7. BİRİNE HEDİYE VERMEK İÇİN HANIMLARINDAN ÖZELLİKLE BİRİNİN EVİNDE KALACAĞI GÜNÜ GÖZLEMEK

 

حدثنا سليمان بن حرب: حدثنا حماد بن زيد، عن هشام، عن أبيه، عن عائشة رضي الله عنها قالت: كان الناس يتحرون بهداياهم يومي. وقالت أم سلمة: إن صواحبي اجتمعن، فذكرت له، فأعرض عنها.

 

[-2580-] Aişe (r.anha)'dan rivayet edilmiştir: İnsanlar Nebi (Sallallahu aleyhi ve Sellem)'e hediye vermek için benim günümü kollarlardı.

 

Ümmü Seleme r.anha şöyle demiştir: "Nebi Sallallahu aleyhi ve Sellem'in diğer hanımları ile bir araya geldik. (Bana "Hz. Nebi'e haber versen de insanlara söylese: Hediye vermek için özel bir zaman seçmeseler" dedileL) Ben de onların bu isteklerini Nebi Sallallahu aleyhi ve Sellem'e ilettim.
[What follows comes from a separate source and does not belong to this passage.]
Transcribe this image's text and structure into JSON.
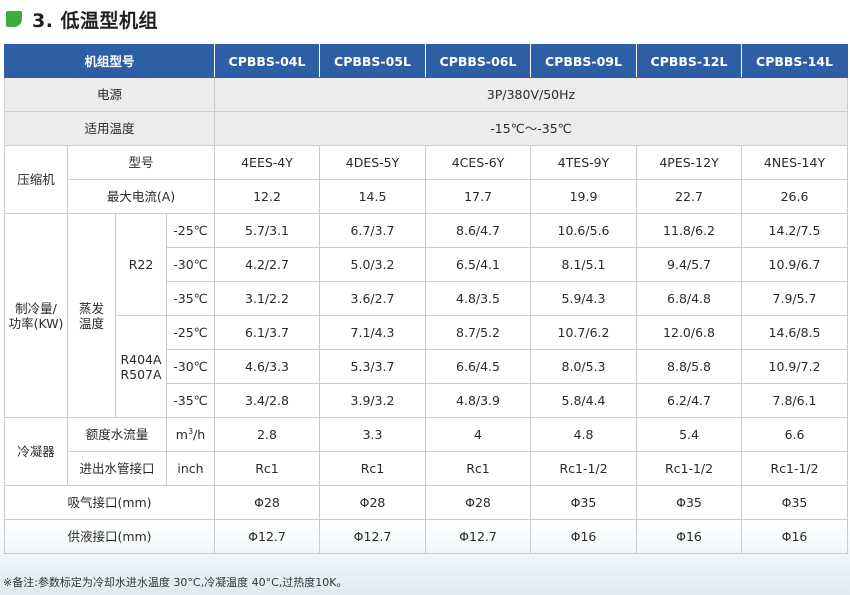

Ama hiç aldırış etmedi."

 

 

حدثنا إسماعيل قال: حدثني أخي، عن سليمان، عن هشام بن عروة، عن أبيه، عن عائشة رضي الله عنها: أن نساء رسول الله صلى الله عليه وسلم كن حزبين: فحزب فيه عائشة وحفصة وسودة، والحزب الآخر أم سلمة وسائر نساء رسول الله صلى الله عليه وسلم، وكان المسلمون قد علموا حب رسول الله صلى الله عليه وسلم عائشة، فإذا كانت عند أحدهم هدية، يريد أن يهديها إلى رسول الله صلى الله عليه وسلم أخرها، حتى إذا كان رسول الله صلى الله عليه وسلم في بيت عائشة، بعث صاحب الهدية إلى رسول الله صلى الله عليه وسلم في بيت عائشة، فكلم حزب أم سلمة، فقلن لها: كلمي رسول الله صلى الله عليه وسلم يكلم الناس، فيقول: من أراد أن يهدي رسول الله صلى الله عليه وسلم هدية، فليهدها إليه حيث كان من بيوت نسائه، فكلمته أم سلمة بما قلن فلم يقل لها شيئا، فسألنها، فقالت: ما قال لي شيئا، فقلن لها: فكلميه، قالت: فكلمته حين دار إليها أيضا فلم يقل لها شيئا، فسألنها فقالت: ما قال لي شيئا، فقلن لها: كلميه حتى يكلمك، فدار إليها فكلمته، فقال لها: (لا تؤذيني في عائشة، فإن الوحي لم يأتني وأنا في ثوب امرأة إلا عائشة). قالت: فقالت: أتوب إلى الله من أذاك يا رسول الله، ثم إنهن دعون فاطمة بنت رسول الله صلى الله عليه وسلم، فأرسلت إلى رسول الله صلى الله عليه وسلم تقول: إن نساءك ينشدنك الله العدل في بنت أبي بكر، فكلمته فقال: (يا بنية ألا تحبين ما أحب). قالت: بلى، فرجعت إليهن فأخبرتهن، فقلن: ارجعي إليه فأبت أن ترجع، فأرسلن زينب بنت جحش، فأتته فأغلظت، وقالت: إن نساءك ينشدنك الله العدل في بنت ابن أبي قحافة، فرفعت صوتها حتى تناولت عائشة وهي قاعدة فسبتها، حتى إن رسول الله صلى الله عليه وسلم لينظر إلى عائشة هل تكلم، قال: فتكلمت عائشة ترد على زينب حتى أسكتتها، قالت: فنظر النبي صلى الله عليه وسلم إلى عائشة، وقال: (إنها بنت أبي بكر).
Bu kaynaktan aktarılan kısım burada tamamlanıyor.